The village we went to was in the bush of Uganda away from the trading centers. When we got there no one had showed up at the church and people were supposed to be there when we got there. We waited for everyone to show up but while we were waiting I had some cultural experiences! The village served us breakfast. They served us sweet potatoes and tea. The sweet potatoes they served don’t look like the ones in the U.S.; they look like potatoes but imagine them sweet.
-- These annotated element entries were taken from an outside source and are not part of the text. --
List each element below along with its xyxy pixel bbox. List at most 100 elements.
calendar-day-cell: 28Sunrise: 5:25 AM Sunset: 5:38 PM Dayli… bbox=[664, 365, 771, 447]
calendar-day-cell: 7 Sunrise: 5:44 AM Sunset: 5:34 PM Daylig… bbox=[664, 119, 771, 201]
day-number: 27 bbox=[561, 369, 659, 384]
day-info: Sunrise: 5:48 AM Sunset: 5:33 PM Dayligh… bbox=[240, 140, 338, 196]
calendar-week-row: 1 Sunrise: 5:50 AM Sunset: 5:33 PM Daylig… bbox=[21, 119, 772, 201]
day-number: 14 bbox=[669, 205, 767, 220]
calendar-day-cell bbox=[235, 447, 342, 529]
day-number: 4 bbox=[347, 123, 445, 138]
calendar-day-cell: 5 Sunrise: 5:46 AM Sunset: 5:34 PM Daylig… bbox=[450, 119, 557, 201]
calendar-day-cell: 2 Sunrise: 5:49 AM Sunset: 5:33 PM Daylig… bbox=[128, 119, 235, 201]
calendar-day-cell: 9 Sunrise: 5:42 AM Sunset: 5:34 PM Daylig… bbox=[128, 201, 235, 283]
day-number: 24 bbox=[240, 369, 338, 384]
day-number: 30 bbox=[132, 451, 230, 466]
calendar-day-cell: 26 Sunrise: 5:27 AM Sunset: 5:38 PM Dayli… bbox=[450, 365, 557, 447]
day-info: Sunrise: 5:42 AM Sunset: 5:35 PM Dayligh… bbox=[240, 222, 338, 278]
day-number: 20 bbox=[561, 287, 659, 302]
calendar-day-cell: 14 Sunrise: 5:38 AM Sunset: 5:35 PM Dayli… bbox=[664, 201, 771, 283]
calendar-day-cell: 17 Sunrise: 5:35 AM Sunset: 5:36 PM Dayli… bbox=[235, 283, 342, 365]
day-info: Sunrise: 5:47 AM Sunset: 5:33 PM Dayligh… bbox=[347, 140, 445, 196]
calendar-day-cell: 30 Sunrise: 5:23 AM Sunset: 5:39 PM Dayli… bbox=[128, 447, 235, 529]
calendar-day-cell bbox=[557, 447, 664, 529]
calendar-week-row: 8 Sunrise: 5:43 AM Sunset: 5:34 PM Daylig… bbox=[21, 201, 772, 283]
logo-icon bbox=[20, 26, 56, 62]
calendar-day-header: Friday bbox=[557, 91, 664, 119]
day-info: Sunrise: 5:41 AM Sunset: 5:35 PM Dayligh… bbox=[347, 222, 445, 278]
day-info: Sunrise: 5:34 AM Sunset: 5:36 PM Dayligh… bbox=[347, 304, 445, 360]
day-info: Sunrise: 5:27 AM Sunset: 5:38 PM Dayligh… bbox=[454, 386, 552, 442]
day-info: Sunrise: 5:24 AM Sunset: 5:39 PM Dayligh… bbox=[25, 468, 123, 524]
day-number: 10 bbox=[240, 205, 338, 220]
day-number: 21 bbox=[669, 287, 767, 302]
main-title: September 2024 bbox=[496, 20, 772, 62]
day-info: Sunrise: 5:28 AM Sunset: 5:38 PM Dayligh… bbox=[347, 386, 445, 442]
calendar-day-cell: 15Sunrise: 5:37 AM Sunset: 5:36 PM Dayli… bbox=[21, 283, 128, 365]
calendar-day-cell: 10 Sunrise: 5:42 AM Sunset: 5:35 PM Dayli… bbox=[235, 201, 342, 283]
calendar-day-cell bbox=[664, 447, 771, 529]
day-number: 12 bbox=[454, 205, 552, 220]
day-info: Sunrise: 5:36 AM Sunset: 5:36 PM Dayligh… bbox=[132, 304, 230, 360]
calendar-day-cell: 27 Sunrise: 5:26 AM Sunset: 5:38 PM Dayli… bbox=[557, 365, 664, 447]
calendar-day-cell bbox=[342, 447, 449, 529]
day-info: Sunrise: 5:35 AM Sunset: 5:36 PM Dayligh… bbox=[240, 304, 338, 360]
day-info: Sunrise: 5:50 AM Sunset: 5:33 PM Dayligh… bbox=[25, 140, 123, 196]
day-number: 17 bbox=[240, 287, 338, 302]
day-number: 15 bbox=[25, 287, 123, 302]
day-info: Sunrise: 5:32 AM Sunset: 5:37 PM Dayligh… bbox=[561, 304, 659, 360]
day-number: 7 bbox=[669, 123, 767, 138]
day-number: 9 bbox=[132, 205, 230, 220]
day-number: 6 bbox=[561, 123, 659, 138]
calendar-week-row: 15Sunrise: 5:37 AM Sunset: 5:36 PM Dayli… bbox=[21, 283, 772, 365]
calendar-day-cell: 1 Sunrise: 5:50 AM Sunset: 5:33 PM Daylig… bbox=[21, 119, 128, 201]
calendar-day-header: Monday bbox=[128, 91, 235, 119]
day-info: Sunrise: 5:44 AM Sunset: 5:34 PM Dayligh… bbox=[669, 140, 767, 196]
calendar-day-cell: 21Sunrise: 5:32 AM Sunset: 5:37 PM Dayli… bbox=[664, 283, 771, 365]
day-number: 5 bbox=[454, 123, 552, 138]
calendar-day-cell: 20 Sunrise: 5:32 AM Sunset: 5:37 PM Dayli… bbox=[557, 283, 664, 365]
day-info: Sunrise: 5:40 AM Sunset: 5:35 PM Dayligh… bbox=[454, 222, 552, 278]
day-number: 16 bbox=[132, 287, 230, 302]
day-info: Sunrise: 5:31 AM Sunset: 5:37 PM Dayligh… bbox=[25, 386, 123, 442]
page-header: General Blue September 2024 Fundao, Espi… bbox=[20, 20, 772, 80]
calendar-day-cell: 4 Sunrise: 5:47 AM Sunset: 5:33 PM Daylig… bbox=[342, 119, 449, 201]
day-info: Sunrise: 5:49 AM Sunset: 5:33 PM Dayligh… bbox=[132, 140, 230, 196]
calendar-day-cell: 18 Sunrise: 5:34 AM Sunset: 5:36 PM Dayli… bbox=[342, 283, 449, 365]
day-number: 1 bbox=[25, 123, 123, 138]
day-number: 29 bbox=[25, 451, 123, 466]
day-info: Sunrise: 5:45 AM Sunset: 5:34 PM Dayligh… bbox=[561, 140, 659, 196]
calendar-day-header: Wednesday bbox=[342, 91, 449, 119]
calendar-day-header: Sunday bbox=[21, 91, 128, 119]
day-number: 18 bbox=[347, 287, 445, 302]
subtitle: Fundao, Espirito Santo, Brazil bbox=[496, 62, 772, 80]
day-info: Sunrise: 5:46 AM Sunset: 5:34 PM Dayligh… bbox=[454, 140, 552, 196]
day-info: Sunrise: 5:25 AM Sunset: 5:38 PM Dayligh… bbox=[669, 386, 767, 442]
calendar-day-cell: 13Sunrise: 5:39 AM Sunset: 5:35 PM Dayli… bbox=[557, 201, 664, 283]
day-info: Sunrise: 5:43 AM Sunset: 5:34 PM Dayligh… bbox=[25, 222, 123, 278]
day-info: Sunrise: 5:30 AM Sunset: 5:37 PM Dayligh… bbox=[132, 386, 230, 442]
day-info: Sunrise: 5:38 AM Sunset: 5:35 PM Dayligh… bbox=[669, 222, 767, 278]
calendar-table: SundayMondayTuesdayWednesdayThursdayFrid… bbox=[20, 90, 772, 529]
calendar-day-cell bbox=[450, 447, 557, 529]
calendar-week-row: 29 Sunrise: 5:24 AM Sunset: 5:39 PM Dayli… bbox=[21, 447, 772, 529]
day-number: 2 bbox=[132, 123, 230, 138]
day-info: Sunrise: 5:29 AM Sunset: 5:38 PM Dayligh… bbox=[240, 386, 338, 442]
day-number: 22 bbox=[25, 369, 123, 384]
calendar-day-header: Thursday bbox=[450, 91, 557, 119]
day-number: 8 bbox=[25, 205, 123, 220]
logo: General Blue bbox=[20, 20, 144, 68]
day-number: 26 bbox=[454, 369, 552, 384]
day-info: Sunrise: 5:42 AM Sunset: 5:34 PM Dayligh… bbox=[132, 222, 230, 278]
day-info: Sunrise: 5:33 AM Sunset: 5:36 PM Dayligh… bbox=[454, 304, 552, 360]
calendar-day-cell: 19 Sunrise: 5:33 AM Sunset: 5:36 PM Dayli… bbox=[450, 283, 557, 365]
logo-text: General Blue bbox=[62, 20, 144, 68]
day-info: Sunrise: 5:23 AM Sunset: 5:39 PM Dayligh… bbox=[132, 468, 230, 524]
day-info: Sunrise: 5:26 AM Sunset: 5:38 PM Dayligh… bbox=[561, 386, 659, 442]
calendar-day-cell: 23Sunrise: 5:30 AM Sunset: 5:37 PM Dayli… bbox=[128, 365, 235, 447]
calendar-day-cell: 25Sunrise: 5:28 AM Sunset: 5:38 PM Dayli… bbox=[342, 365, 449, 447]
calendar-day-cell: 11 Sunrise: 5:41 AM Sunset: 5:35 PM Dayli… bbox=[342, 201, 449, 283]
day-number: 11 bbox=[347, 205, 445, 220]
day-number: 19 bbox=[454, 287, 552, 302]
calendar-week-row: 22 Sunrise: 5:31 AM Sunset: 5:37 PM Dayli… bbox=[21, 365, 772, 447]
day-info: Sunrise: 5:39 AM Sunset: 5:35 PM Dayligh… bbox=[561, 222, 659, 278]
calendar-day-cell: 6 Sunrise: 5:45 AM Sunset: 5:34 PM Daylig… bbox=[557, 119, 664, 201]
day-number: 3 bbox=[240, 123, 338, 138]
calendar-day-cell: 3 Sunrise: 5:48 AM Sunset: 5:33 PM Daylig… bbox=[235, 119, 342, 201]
In Uganda if you see two men or women holding hands in public it does not mean they are together. It’s just saying that they are great friends in that friendship and/or if they want to talk about something with that person they hold hands. It is very rude to take your hand away from the person trying to hold your hand when they want to talk to you. A girl who was between 17 to 19 years old shook my hand but she didn’t let go of it. At that moment, I did not know exactly what was happening. After she asked me to go on a walk with her. Well after a minute into our walk we were a good distance from the village. All I could think about was “I’m holding hands with a girl and I’m getting farther and farther away from the village.” I was thankful that Leland called me so I had an excuse to go back to the village. But she wanted to buy sweets for me, which is a big deal because she was buying me something instead of me. I got back to the village and they already started so I went inside and sat down.

Leland and JP took turns talking about the purpose of the Discovery Bible Study and how to use it. After they finished talking, they made bible study groups so we could help them understand the study. It was frustrating at times because I felt like we weren’t going anywhere with the study. People would be too scared to say the wrong thing, they wouldn’t stay on the passage we were discussing, or they didn’t have an answer of their own but what they had heard before. They would say truths about God, but they would say it out of context and it wouldn’t be related to the passage we read.

The language barrier was a tough because Leland nor I knew if the people in our group were translating what we wanted them to translate. At one point, we had a four-way translation, which was funny (including my cousin translating English to American for me). After the study, we had lunch around 3:00 pm and they served us posho, sweet potatoes, chicken (one that they killed that day), cow peas. Which it doesn’t look very appetizing but the taste was great. We left for the hotel when we were done eating and all of us were exhausted so we relaxed for the rest of the time. The next day was more bible studies but with other people leading the study.

Posho which is the white stuff, cow peas which looks like beans, sweet potato, and chicken and this was for lunch.
G-nuts the full name is ground nuts but that’s before they are roasted but in the United States they are called peanuts.
white ants, they just roasted them and I didn’t try it because it would of made my stomach upset.
This is Leland talking and that’s the church building
This is what breakfast looks like to them, which consist of sweet potato's ,tea, and then sim sim which is the brown stuff in the pot; its really similar to peanut butter that’s how I would explain it but less sweet. At every meal someones pours water on your hands and that’s how you wash your hands. That’s why you see a bucket of water on the table.
I was helping make G-nut paste and they put white ants in there
This is what the houses looked like in the village, its one room with either mats or mattresses to sleep on. All their building are made out of mud
In this village they have a different hut for cooking and this lady is making posho
This was the second day and what we had for lunch. So there’s posho, beef ( which it was really tender and soft!), G-nut paste with white ants, sweet potato, lentils, and the brown stuff that looks like bread is millet bread, which wasn’t the same consistency of bread we know.
Since we were guest in the village, they would have a table for us and it had our food on it. That much food for four people… that’s a lot of food!